Background Image Skip to content

Basic Security for Your Website

Basic Security for Your WebsiteYou’ve undoubtedly heard it on the news before. Some large company with tons of private user data gets hacked. Suddenly, personal information is at risk.

Companies spend a whole lot of money on cyber security. Even so, a determined hacker can still get in and hijack customer data. It’s a nightmare for IT departments and users alike.

But the sad truth is, any website can be hacked. Even your typical small business site is at risk. Yes, even your site.

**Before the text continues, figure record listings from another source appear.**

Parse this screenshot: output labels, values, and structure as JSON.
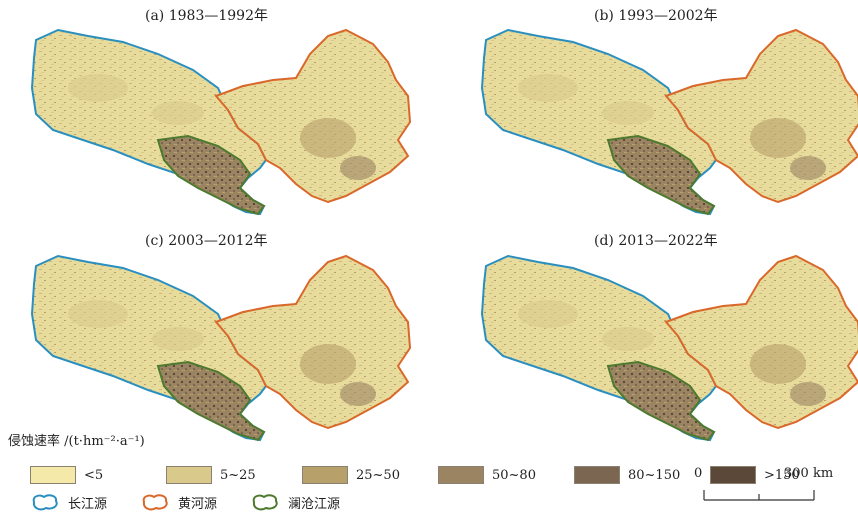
{
  "panels": [
    {
      "title": "(a) 1983—1992年"
    },
    {
      "title": "(b) 1993—2002年"
    },
    {
      "title": "(c) 2003—2012年"
    },
    {
      "title": "(d) 2013—2022年"
    }
  ],
  "legend": {
    "title": "侵蚀速率 /(t·hm⁻²·a⁻¹)",
    "classes": [
      {
        "label": "<5",
        "color": "#f4e9a8"
      },
      {
        "label": "5~25",
        "color": "#d9c98b"
      },
      {
        "label": "25~50",
        "color": "#b8a06b"
      },
      {
        "label": "50~80",
        "color": "#9a8462"
      },
      {
        "label": "80~150",
        "color": "#7a6651"
      },
      {
        "label": ">150",
        "color": "#5b4838"
      }
    ],
    "regions": [
      {
        "label": "长江源",
        "color": "#2a8fbf"
      },
      {
        "label": "黄河源",
        "color": "#d9682a"
      },
      {
        "label": "澜沧江源",
        "color": "#4d7a2e"
      }
    ]
  },
  "scale_bar": {
    "start_label": "0",
    "end_label": "300 km"
  }
}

“Why would anyone want to get into my site?”, you might ask. Well, it’s a little more complicated than that. While there certainly could be someone out there with the proper knowledge and an ax to grind against your company, it’s probably not very likely your website would be compromised from that type of situation.

More than likely, if your site is attacked, it will be from a botnet. A botnet is essentially a network of computers (often compromised by a virus) that will attack websites in an automated fashion.

For example, say your sweet Aunt Ethel opens up an email attachment that she shouldn’t have. It turns out that she unwittingly installed a virus on her computer. That virus connects the computer to a criminal botnet. When the botnet sends instructions to attack any websites running a particular piece of software, Aunt Ethel’s computer becomes part of a network attempting to hack into websites around the world.

It’s sadly become a story that repeats itself quite often.

Here’s What You Can Do to Help Secure Your Website

While there is no bulletproof fix, the following can at the very least make your site a little less interesting for botnets:

Keep Strong Passwords

While it’s much easier to remember a short, uncomplicated password, it’s also a whole lot easier for an automated botnet script to decipher. If you have a password for your web server or content management system, make sure it’s a long string of nonsense. Make it at least 10 characters, include numbers, symbols (!@$%^) and both capital and lowercase letters. Depending on your system, you may even be able to use an entire phrase. It may be harder to remember, but if you keep it in a safe place you’ll have access to it when needed. You can also use a program like KeePass to save passwords in an encrypted format. Bonus: A list of the worst passwords out there »

Create Separate User Accounts

If you’re using WordPress to power your website, there’s a great featured called Roles and Capabilities. This makes it easy to separate those users who will be responsible for maintaining the software itself (administrators) from those who simply will add or edit content (Authors or Editors). Not everyone in your organization will need administrative access to your website. Give team members the access they need to do their job and not an inch more. Admins can even add a plugin like Role Scoper to customize just who can do what within the system.

Use Security Services or Plugins

There are security services out their like Sucuri that will monitor your website and, if the worst happens, even help you clean up after an attack. There are also plugins that will work nicely for pretty much every major content management system out there. For WordPress, I like Wordfence or Better WP Security. They’re both free (or have free versions) that will provide some basic protection.

While these are just little steps, they can make a big difference in keeping your website protected.